Greg Cote

In My Opinion | Greg Cote

Faith of Miami Dolphins, Hurricanes fans won’t last forever

 
 

Miami Dolphins coach Joe Philbin talks to owner Stephen Ross before the team's game against the Houston Texans at Reliant Stadium in Houston on Sept. 9, 2012.
Miami Dolphins coach Joe Philbin talks to owner Stephen Ross before the team's game against the Houston Texans at Reliant Stadium in Houston on Sept. 9, 2012.
Joe Rimkus Jr. / Staff Photo
WEB VOTE Which team is in deeper trouble right now, the Miami Dolphins or Miami Hurricanes?

gcote@MiamiHerald.com

They are both selling patience. Are you buying? It doesn’t matter. You don’t have a choice. The two football teams America thinks of first when it thinks of Miami — the Dolphins and Hurricanes — are peddling patience because they don’t have any more choice but to offer it than fans do to accept it.

Patience is increasingly an unpopular, tough sell in sports, a lot to ask. Fans see patience not as a virtue but as an excuse to soften losing or buy time. If instant reward is the sexy red Maserati that will thrill you, patience is the steady gray sedan that will get you there … eventually … maybe.

Patience is especially hard for these two teams to peddle in this market because Canes folk and Dolfans are inclined to look back at a lot of lean years and think they’ve already done their penance — that’s it past time for a new run of good ol’ days.

UM’s most recent national title came in 2001 and its last finish in the national top 10 in ’03. That’s two or three player-generations ago on the college timeline. Any remaining vestiges of The U’s claim to swagger now have cobwebs.

The Dolphins have left their fans even more forlorn, last winning a playoff game in 2000, and now counting their most recent taste of NFL relevance as decades ago (plural), not years.

And yet here we go again, right? That’s what you’re thinking.

UM and the Dolphins’ Lost Weekend just past was about more than the scoreboard. It was about fans’ hope, too. Right?

After all, the Canes’ 52-13 loss at Kansas State was their worst margin of defeat in five years and most points given up since 1998.

The Dolphins’ 30-10 loss at Houston a day later was Miami’s most lopsided season-opening defeat since 1988.

Patience, though. Please?

Heck, even President Barack Obama is asking for patience in terms of the nation’s economic recovery, saying, “America, I never said this journey would be easy.” The thing is, voters can decide in 55 days if they buy Obama’s call for patience.

UM and Dolphins fans can only trust their teams’ leaders or not, but in either case can only wait and hope.

“We’re in it for the long haul.
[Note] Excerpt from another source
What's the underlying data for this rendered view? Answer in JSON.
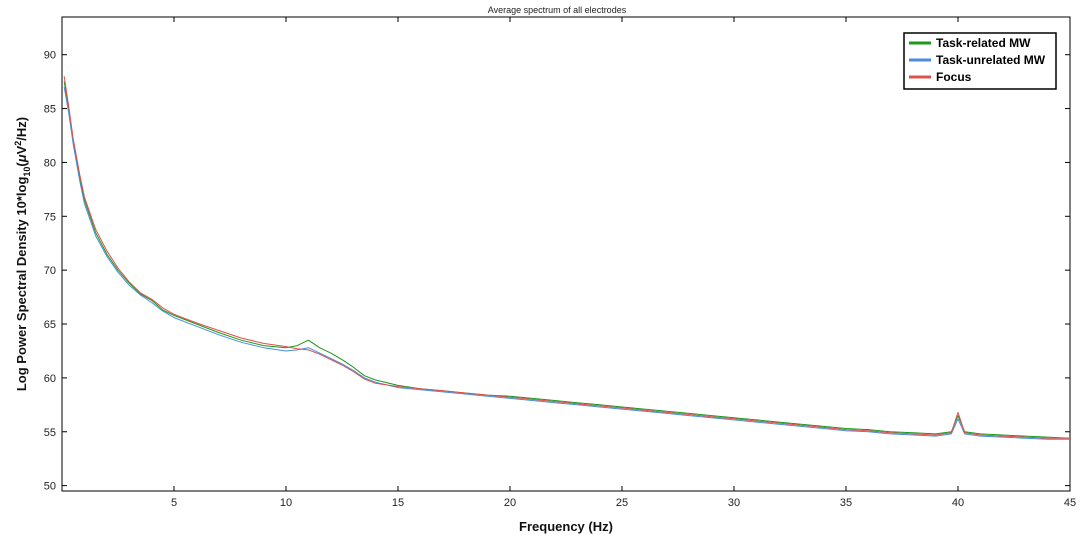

We’ll get this fixed,” UM coach Al Golden said this week, mostly of a defense that has allowed 84 points in two games.

Said Dolphins coach Joe Philbin in his postmortem: “We were looking to have a reference point to find out exactly where we are. We have a lot of work to do.”

Each team’s call for patience is justified.

The Canes are very young all over the field, babies needing time to grow. But UM can look you in the eye when asking for patience because it has the talent to suggest there will be a reward waiting. Stephen Morris, in his first full season as starting quarterback, already is better than predecessor Jacory Harris ever was. Running back Duke Johnson and cornerback Tracy Howard, both true freshmen, embody a new wave of Canes with the potential to suggest (much) better days are coming. And Golden has a history of recruiting and turnarounds to present a track record on which to hang your faith.

The Dolphins are very young at the one position that matters disproportionately in the modern NFL: quarterback. Sunday accurately reflected that there will be growing pains as Ryan Tannehill develops. Growing pains because his being a receiver-turned-quarterback makes him inexperienced even by rookie-passer standards. And growing pains because Miami’s lack of a premier No.1 receiver hampers Tannehill’s growth, fixing more of the burden on him. You’d be amazed how much better Tannehill would instantly be if he had, say, Andre Johnson at the end of those passes like Houston did Sunday.